Note: Due to an unforeseen emergency, Abby was unable to post today. Instead, we'll be flip-flopping with Steve's already planned post for next Monday, President's Day. Tune back in then to see what Abby has to say this month.
Happy President's Day, everybody!
In case you haven't heard we here in America, um, got a new one recently. He wasn't really elected democratically, and he doesn't really do anything presidential, and he's not even really a good figurehead, so I'm not sure if he strictly counts, but, uh...we've all got to put up with him. For now.
One of the more interesting things about this election to me on a personal level is how it rather instantaneously changes the entire course of my novel EVERY KINGDOM DIVIDED. If you haven't read it yet, EKD is a near-future sci-fi story where the USA, after being devastated by internecine nuclear war, now looks like this:
But things aren't going to happen that way now. It's not that I no longer think civil war is possible (unfortunately) it's just that the route I outlined in my novel has been bypassed. (Yay us, I guess?)
I actually wrote EKD in 2009, just as the Tea Party was beginning to take to the streets in protest against President Obama, a years-long movement which seems to have been conveniently forgotten by a vast swathe of folks who are rather jarringly and suddenly anti-protest today. Well, I suppose they have their own alternative facts to hew to. Anyway, considering their wildly irresponsible and often violent rhetoric, it was my expectation back then that the Tea Party would balloon and deepen from simple protests into ever-more-dangerous levels of resistance, with the only real steam valve being a right-wing president being elected in 2016.
But the intelligentsia has been promising us for years that America is demographically no longer capable of electing a right-winger president. Which basically stood as a dogmatic matter of faith for the entire news media and anyone with vaguely leftward leanings until November 8 when it shockingly (sort of) happened.
My guess in 2009 was that when President Obama was replaced by yet another Democrat out-and-out war would start. In case you couldn't intuit the origins of the post-national flags on the map above, in my universe a scuffle started on the floor of congress, resulting in two opposing congressmen ripping a flag in half.
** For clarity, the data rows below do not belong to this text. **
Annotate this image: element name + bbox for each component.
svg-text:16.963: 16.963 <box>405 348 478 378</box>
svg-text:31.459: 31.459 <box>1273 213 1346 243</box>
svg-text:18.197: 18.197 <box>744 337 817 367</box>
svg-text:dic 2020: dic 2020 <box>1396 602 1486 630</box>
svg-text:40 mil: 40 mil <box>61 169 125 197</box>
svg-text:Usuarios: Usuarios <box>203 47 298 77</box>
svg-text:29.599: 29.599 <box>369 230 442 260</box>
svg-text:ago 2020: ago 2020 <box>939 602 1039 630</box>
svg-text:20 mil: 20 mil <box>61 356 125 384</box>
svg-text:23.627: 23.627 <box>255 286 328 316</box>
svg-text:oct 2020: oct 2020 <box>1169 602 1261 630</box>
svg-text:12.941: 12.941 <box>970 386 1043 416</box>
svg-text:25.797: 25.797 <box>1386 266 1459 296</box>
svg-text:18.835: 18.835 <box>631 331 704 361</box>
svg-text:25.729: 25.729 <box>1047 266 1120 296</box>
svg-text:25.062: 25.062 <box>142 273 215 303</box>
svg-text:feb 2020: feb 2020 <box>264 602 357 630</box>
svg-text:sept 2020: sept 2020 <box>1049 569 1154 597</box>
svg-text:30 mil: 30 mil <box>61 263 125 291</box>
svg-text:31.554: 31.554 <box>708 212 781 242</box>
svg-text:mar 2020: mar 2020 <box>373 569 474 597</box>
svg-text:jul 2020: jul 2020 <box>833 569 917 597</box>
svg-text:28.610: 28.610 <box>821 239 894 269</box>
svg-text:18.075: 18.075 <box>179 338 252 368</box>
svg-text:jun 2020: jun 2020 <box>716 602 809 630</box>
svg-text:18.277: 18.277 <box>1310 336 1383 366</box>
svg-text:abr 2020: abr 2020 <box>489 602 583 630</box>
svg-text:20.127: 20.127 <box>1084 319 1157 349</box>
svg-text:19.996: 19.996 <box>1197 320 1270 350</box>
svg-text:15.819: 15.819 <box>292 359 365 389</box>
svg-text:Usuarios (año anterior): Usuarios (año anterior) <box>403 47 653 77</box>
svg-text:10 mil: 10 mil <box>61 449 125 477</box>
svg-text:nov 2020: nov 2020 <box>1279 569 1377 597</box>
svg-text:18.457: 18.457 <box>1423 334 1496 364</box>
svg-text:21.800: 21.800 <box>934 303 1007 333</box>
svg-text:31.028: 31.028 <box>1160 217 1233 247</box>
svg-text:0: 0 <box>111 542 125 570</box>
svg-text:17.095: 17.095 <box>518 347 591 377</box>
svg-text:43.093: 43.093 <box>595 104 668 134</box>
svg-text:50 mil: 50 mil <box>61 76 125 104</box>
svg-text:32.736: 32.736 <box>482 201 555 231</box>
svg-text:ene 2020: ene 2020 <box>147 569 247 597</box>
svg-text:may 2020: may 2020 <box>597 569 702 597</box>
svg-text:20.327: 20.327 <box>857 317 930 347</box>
That would lead to declarations of secession from the South, spurred on especially by Texas, which already has a simmering undercurrent of secessionist sympathy. From then on the left-leaning (or Blue) states would be in a border struggle with the right-leaning (or Red) states.
(Side note: for our international readers, this is probably intensely counterintuitive, as in most countries red = left and blue = right. In the U.S., the reversal was a complete quirk of fate. Since our flag is red, white, and blue, historically during elections the country started out white in electoral maps and then was filled in state-by-state as results came in with either blue or red representing Democrats or Republicans. From the dawn of color TV, the choice varied year-to-year and station-to-station. During the historic 2000 election, however, the outcome was disputed for over a month and networks gradually began to use the same, reversed from European-style, color scheme, as they continued to show the electoral map on a daily basis for weeks after Election Day.)
Presumably the federal government would have remained in Blue hands, being located in the solid Blue stronghold of Washington D.C., on the border of solid-Blue Maryland and disputed Virginia. But with most military bases being in Red areas, the nuclear and conventional arsenal of the United States ended up divided - and used against one another.
But...with the outcome of the 2016 election going the other way, that won't happen now. At least not the way I predicted.
The political apocalypse I envisioned seems to draw nearer every day. And yet things are in a constant state of flux. Yesterday's impossibilities are today's realities. Today's third rail issues are tomorrow's inherited wisdom.
What about you? What do you think the future holds? Let me know in the comments below!
1 comment:
I feel like we're living in a circus, except circuses are predictably routine. I have no idea what tomorrow's news will look like.